Risk of platinum wage strike raised as AMCU’s Mathunjwa renews Sibanye-Stillwater hostilities

Joseph Mathunjwa, president, AMCU

THE Association of Mineworkers & Construction Union (AMCU) president, Joseph Mathunjwa, waded into familiar territory today, raising the prospect of strike action in South Africa’s platinum sector.

This follows the first round of negotiations with the country’s platinum group metal (PGM) companies Impala Platinum (Implats), Anglo American Platinum (Amplats), and Sibanye-Stillwater aimed at a new three-wage deal.

Although considered an unlikely (but not impossible) scenario by the PGM industry, the mention of a strike shows Mathunjwa has lost none of his appetite for turning a point of contestation into a full-blown crisis, the damaging gold industry strike into which he led AMCU members last year notwithstanding.

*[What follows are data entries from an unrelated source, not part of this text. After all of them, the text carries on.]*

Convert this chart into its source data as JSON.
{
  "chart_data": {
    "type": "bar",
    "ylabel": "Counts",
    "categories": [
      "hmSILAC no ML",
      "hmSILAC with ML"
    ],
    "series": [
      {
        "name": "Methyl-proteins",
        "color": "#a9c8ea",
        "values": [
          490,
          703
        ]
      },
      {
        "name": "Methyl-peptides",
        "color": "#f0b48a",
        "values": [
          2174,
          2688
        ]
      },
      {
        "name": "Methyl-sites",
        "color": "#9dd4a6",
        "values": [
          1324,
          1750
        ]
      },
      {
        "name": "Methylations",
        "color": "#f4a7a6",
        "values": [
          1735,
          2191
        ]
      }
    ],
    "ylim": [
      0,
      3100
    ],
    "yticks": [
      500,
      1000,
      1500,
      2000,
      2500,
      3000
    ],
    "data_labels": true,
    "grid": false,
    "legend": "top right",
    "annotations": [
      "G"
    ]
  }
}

As per that strike, the company most attracting Mathunjwa’s ire is Sibanye-Stillwater. It submitted a wage offer described by AMCU today has  “… shockingly low”.

This was the R300 per month increase in the first year offer for employees of mines formerly owned by Lonmin that Sibanye-Stillwater bought in April. Employees at the Rustenburg mines Sibanye-Stillwater owns were offered R700/month which is in the vicinity of the R800/month tabled by Implats.

Amplats, which of the three companies is the most mechanised and has completed its restructuring programme, offered R1,000/month increase for the first year.

“We are utterly disappointed with the offering at Sibanye Lonmin,” said Mathunjwa of the former Lonmin mines which Sibanye-Stillwater refers to as its Marikana shafts). “The current offer of R300 for year one, R350 for year 2 and R400 for year 3 is seen as a slap in the face.

“It is an insult to workers, and we believe that Sibanye is trying to provoke us into strike.”

The view of Noah Capital Markets is that the lower offer would “cause ructions with AMCU”. But it added that Lonmin’s track-record was to pay higher wages than any of its counterparts. “Now we know why Lonmin is at the wrong end of our cost curve … Their labour costs are the highest in the industry,” it said.

“The conclusion is that Sibanye-Stillwater is likely to have a bumpy ride in these wage negotiations and has a high possibility of seeing Lonmin workers go on strike,” it said.

It added Sibanye-Stillwater might find innovative ways to improve former Lonmin employees wages but that would have to be at a later stage once the mines were integrated into Sibanye-Stillwater’s overall operational map.

“Neal Froneman [Sibanye-Stillwater CEO] has a good track record of smart solutions to many problems including settling wage disputes,” Noah Capital Markets said.